Some Popular Integrations:
Warehouse: Snowflake, Amazon Redshift, Google Big Query, Apache Hive, Apache Spark,
Data Lakes: AWS S3, AWS Glue, Databricks, Dremio
Database:
RDBMS: MySQL, PostgreSQL, Oracle, Microsoft SQL
Cloud Storage: Dropbox, Google Drive, Box.com
Enterprise: IBM db2,
BI and Visualizations: Tableau, Power BI, Chart Builder, Excel, Google Data Studio, Heartcount, Infoveave, Knime, Keshif, Knowi, MicroStrategy, Plotly, R Studio, SAP Analytics Cloud, SPSS, Google Analytics, MixPanel,
Collector: dw DBT, Vertica, Tableau Server, SAP SQL Anywhere, Reltio, Presto, Monte Carlo, Marquez, Manta, Google Looker, Hive metastore, DOMO, Datakin
Collaboration: Slack
App Builder: Algorithmia
Marketing, Sales, and Adds: Facebook Ads, Google Ads, Hubspot, Salesforce, Marketo
SuperConnector: IFTT, JDBC/JAVA, Knots, Knime, Stitch, Singer,
Programming Languages: Python, Jupyter, Golang
Reference : https://data.world/integrations, https://docs.data.world/en/59261-57792-Integrations.html
Deployment:
On-Premise/Hybrid cloud support - No
Cloud support - Yes
Amazon AWS
Pros:
Ingest data from almost any source
Join disparate datasets
Integrate with other platforms
Create subsets of data and share them across teams
Cons:
Organize queries/datasets by categories
Allow data edits for admins
Requires knowledge of SQL - visual SQL builder would help with accessibility
Amundsen
Website : https://www.amundsen.io/
Amundsen is a data discovery and metadata engine for improving the productivity of data analysts, data scientists, and engineers when interacting with data. It does that today by indexing data resources (tables, dashboards, streams, etc.) and powering a page-rank style search based on usage patterns (e.g., highly queried tables show up earlier than less queried tables). Think of it as a Google search for data.

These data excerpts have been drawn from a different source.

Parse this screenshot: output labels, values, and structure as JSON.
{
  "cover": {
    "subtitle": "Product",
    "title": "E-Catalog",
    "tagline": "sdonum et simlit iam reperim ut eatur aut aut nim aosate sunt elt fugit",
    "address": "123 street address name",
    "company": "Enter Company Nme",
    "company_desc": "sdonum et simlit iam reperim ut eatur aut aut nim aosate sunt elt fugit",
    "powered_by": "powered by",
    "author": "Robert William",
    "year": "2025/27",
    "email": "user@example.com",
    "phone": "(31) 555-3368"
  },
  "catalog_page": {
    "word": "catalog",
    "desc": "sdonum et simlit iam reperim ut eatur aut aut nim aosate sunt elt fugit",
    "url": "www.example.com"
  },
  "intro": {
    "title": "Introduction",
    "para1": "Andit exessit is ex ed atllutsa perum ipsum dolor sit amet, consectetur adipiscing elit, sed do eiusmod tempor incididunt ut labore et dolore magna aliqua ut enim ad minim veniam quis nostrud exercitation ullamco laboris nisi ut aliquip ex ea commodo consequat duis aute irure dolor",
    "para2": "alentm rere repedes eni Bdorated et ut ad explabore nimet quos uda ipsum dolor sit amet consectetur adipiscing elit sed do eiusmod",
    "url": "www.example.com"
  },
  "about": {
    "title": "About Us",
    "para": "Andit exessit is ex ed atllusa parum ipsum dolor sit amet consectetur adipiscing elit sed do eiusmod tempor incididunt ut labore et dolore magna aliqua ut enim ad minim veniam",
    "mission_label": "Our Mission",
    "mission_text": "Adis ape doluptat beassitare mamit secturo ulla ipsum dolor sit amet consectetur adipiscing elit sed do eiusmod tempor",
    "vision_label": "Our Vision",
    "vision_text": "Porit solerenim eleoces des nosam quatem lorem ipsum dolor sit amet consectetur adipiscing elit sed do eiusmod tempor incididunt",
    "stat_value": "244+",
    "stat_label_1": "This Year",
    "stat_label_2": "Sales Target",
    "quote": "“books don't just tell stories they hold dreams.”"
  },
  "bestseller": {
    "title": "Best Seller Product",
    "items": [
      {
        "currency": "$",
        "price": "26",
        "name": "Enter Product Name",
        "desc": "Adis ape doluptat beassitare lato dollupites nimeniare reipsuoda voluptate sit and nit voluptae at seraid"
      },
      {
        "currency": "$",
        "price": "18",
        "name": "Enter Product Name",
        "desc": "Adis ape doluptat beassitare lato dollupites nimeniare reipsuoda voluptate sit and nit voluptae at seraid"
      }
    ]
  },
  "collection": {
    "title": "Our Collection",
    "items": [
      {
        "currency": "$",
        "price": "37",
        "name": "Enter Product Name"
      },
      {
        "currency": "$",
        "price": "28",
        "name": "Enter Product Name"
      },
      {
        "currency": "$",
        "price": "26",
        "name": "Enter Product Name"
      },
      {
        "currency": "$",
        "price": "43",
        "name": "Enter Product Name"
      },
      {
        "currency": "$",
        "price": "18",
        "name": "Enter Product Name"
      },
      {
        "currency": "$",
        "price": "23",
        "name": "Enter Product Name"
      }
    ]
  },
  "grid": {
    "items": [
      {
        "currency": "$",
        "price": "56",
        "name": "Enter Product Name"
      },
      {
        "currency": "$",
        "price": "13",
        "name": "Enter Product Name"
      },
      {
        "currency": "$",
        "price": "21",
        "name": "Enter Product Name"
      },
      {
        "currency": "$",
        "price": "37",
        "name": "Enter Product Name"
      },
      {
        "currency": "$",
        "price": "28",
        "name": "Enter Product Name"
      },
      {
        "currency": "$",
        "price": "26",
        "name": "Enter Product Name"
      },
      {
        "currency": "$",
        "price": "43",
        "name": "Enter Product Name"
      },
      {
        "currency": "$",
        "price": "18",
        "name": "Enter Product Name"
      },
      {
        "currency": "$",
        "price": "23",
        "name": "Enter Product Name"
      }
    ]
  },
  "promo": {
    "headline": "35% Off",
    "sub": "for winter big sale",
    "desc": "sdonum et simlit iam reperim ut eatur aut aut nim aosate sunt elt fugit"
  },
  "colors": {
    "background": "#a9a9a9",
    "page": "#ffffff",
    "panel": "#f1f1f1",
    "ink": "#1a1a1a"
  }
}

Some Popular Integrations:
Warehouse: Snowflake, Amazon Redshift, Google Big Query, Apache Hive
Database:
RDBMS: MySQL, Microsoft SQL Server, OCI, PostgreSQL, Apache Cassandra
Enterprise: IBM Db2
Data Lakes: Amazon S3, AWS Glue, Delta Lake,
Analytics: Elastic, Apache Spark
Deployment:
On-Premise/Hybrid cloud support - No
Cloud support - Yes (Deploy docker first, then install amundsen instance)
Amazon AWS
Google Cloud Platform
Azure
Pros:
Open source
Automated and curated metadata
A dashboard for searching through data is hosted on the local machine
Cons:
The learning curve is quite high.
Maintenance of the tools would need time.